塞巴斯蒂安有些難以置信的看著那名叫做法妮莎的女人用夏爾的身體摟抱、親吻著自己,貼在自己耳邊講述過去的事情。
“沒錯,我是一個幽靈,被詛咒徘徊在城堡裏永世不能解脫的幽靈,每一百年會蘇醒一次,殺死闖進古堡裏的所有人,直到我找到自己曾經的戀人,解開詛咒得到超度。”
兩百年前,隱蔽於山穀中卻興盛而富麗堂皇的古堡,遠嫁而來了一位美麗的新娘,容貌絕色而又歌喉動人的女高音歌手法妮莎,又被人稱作為“蝴蝶夫人”。她看上去那麼漂亮,但是卻並不幸福,每天晚上都在古堡的花園裏唱著哀傷的詠歎調,像被囚禁在花園裏孤獨無依的夜鶯一般。因為被古堡的主人相中,而不得已拋棄自己的演唱生涯遠嫁到這樣的地方來,卻悲慘的沒有得到古堡主人始終如一的愛情,他隻是嗜好黑魔法的主人偶然興起而選擇的玩物而已。
孤獨的在古堡裏生活了一年之後,是古堡主人三十歲的生日,為了慶祝,古堡遠道邀請而來的畫師為古堡主人和夫人繪製了他們的肖像。蝴蝶夫人的絕美氣質深深吸引了年少多情的畫家,兩人於畫室裏悄悄相愛。

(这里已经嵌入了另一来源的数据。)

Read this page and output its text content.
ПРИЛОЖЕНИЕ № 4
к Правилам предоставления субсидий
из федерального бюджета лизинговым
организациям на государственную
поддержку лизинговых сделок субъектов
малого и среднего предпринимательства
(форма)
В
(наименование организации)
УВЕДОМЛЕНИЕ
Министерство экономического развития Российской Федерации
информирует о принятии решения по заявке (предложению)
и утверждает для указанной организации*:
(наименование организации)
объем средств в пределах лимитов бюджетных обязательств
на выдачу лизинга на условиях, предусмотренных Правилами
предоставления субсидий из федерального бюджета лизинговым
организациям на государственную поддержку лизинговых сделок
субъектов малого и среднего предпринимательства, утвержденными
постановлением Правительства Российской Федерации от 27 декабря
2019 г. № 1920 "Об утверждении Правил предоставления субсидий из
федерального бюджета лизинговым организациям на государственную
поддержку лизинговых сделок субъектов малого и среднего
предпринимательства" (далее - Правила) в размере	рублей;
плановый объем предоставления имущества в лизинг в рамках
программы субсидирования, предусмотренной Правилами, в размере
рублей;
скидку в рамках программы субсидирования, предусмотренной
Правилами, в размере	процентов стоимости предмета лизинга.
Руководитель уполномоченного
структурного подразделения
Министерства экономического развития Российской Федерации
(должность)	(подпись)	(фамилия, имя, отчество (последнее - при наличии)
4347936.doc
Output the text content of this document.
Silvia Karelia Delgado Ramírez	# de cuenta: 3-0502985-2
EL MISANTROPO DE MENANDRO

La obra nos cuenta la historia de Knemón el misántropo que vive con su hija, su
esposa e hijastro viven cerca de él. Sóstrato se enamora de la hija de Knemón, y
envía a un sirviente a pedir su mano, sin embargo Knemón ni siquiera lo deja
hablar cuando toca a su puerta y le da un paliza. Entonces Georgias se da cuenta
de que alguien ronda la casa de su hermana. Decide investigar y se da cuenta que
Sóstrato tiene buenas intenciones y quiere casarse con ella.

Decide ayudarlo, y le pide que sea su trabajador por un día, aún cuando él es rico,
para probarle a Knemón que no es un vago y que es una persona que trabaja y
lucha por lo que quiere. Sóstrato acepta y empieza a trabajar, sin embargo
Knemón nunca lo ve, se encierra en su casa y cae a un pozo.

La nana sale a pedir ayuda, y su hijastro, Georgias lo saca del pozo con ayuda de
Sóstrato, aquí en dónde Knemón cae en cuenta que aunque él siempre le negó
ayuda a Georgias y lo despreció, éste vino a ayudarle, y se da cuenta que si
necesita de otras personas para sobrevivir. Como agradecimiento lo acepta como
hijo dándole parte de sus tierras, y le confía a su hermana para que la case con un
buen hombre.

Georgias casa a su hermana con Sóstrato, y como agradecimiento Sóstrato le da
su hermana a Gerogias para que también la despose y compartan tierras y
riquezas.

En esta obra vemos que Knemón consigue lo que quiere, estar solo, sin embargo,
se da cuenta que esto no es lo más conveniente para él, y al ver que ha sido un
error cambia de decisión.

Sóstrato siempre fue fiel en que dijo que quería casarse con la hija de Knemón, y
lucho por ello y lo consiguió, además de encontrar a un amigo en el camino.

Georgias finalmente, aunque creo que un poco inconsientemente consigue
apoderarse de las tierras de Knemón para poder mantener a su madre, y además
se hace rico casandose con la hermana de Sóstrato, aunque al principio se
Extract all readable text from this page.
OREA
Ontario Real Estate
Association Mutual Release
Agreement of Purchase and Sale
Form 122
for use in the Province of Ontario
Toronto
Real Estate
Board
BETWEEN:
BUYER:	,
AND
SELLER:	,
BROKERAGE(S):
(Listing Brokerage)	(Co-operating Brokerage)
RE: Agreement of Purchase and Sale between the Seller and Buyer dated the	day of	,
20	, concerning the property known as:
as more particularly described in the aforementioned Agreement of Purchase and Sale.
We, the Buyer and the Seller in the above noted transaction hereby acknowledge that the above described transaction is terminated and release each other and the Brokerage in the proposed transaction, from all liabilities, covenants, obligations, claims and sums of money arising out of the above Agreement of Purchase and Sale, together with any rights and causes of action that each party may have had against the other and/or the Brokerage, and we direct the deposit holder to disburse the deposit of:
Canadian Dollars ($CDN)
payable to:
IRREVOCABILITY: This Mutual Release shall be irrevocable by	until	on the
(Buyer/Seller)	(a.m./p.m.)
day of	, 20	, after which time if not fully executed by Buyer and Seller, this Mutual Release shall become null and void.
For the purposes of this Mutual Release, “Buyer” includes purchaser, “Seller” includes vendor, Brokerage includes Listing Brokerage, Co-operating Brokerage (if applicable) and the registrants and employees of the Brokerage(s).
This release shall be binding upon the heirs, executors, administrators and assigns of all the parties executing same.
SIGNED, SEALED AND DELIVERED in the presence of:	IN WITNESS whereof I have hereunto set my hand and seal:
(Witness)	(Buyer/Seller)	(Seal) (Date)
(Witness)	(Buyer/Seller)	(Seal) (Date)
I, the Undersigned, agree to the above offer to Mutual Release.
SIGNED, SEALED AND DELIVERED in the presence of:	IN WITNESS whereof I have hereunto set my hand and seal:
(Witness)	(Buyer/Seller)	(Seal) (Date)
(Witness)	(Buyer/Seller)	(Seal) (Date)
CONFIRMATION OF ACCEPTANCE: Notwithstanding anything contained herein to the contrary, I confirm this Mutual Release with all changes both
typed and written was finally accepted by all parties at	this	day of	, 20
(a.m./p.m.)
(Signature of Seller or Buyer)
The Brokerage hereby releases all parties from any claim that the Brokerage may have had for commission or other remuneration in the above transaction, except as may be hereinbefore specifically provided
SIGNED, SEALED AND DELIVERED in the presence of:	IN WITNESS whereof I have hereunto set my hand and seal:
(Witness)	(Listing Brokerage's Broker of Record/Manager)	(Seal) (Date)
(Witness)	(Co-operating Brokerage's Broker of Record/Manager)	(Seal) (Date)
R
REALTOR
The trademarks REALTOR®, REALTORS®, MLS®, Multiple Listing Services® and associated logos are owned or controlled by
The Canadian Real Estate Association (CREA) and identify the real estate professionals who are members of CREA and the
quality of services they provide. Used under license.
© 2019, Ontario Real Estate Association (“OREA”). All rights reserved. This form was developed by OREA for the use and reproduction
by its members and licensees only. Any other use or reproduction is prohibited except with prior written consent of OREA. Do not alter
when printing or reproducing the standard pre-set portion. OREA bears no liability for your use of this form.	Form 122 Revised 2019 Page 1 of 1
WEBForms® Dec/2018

“那個人就是你……艾瑞克。”法妮莎用夏爾的手指撫摸著塞巴斯蒂安的胸膛,那種穿越久遠時空帶來的觸感依舊是那麼熟悉,“是你讓我嚐到了心動的滋味,撫慰了我孤獨寂寞的心,我們在畫室裏瘋狂的做愛,你親吻我的嘴唇承諾說會帶我一起遠走高飛,那時候的我是多麼的幸福……可是,可是……”法妮莎的手緊緊的掐進了塞巴斯蒂安背後。
“可是我欺騙了你嗎?”塞巴斯蒂安聽著那個曾經屬於自己的故事,隻覺得有些好氣又好笑,原來當年的自己也是這麼莽撞青澀,要是被該隱或是夏爾知道了,肯定又要當做笑料談資好長一段時間了。
“不,你沒有。”法妮莎搖頭,垂下的藍色發絲遮掩了她的一半麵頰,塞巴斯蒂安第一次發覺原來夏爾溫柔下來可以變得那麼美,“可是我們都被古堡主人給抓住了。”
古堡主人是一個嗜好鑽研黑魔法的瘋子,他將約定私奔的蝴蝶夫人法妮莎和畫師艾瑞克兩人分開,活埋了畫師,又將凡妮莎囚禁在地下暗河上遊的墓室裏,封上了棺材,並給了她如此惡毒的詛咒。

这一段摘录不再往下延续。